Ainsi, la vice-secrétaire à l’organisation du PP, Carmen Fúnez, a déclaré dans une interview diffusée jeudi (25 avril) par la chaîne privée Tele-5 que la lettre de Pedro Sánchez n’était qu’un « autre chapitre de son Manuel de résistance », ce qui, pour le parti de droite, était déjà suffisant pour suggérer que le Premier ministre ne démissionnerait pas de son poste lundi (29 avril) prochain.

De son côté, le chef du PP, Alberto Núñez Feijóo, a déclaré jeudi (25 avril) qu’il s’agissait d’une « frivolité inacceptable » que M. Sánchez ait pris cinq jours pour réfléchir à une éventuelle démission, qualifiant cela d’« insulte aux électeurs », a rapporté EFE, partenaire d’Euractiv.

Une motion de censure « facile » à remporter

Si ces scénarios restent peu probables, la démission de M. Sánchez et la convocation d’élections générales anticipées, comme il l’a fait l’année dernière après les mauvais résultats du PSOE aux élections municipales, ne sont pas totalement exclues.

Toutefois, selon la Constitution espagnole, M. Sánchez ne peut lancer un tel appel qu’une fois qu’un an s’est écoulé depuis l’annonce des dernières élections anticipées, c’est-à-dire à partir du 30 mai.

Si des élections anticipées étaient confirmées, avec dissolution préalable du parlement, elles auraient donc lieu à la fin du mois de juillet.

L’Espagne entrerait alors dans une véritable montagne russe électorale, avec les élections catalanes du 12 mai, les élections européennes du 9 juin et la possibilité d’élections générales anticipées à la fin du mois de juillet.

Selon les experts, un autre scénario envisageable serait que M. Sánchez décide de se soumettre à une motion de censure pour renforcer sa position à la tête de l’exécutif dans une situation exceptionnelle, comme le prévoit l’article 172 de la Constitution.

Pour gagner la confiance des 350 membres du Parlement, M. Sánchez n’a besoin que d’une majorité simple, ce qui signifie qu’il n’aurait besoin que de 172 voix pour l’emporter sur les votes combinés du PP de droite et d’extrême droite, de Vox et de l’Union du peuple navarrais (UPN), parti régionaliste de droite.

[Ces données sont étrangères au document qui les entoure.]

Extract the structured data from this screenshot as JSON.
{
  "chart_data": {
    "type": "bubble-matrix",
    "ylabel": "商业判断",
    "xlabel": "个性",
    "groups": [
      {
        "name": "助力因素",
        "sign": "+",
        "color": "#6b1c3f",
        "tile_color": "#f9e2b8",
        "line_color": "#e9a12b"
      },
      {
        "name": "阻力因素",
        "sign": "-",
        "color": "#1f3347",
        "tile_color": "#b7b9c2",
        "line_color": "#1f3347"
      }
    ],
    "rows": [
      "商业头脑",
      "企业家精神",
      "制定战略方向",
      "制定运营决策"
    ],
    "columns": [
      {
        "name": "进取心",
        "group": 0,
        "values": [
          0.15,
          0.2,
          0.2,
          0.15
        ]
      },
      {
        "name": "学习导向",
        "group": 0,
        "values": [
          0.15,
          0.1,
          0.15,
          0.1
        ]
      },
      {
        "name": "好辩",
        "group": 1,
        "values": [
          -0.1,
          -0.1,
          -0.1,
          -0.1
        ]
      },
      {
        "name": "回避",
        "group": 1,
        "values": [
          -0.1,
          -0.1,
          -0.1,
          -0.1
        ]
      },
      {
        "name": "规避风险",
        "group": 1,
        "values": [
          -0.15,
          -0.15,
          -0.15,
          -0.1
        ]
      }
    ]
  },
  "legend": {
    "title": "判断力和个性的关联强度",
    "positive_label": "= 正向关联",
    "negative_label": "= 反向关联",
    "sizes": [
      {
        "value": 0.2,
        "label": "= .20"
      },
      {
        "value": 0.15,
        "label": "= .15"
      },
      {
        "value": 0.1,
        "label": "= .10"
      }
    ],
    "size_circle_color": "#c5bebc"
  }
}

Alors que la stabilité du gouvernement de M. Sánchez dépend généralement du soutien parlementaire du parti Ensemble pour la Catalogne (JXCat) et de la Gauche républicaine de Catalogne (ERC), les deux principales forces séparatistes catalanes, il serait cette fois possible pour JXCat, le parti de l’ancien président catalan Carles Puigdemont, de s’abstenir.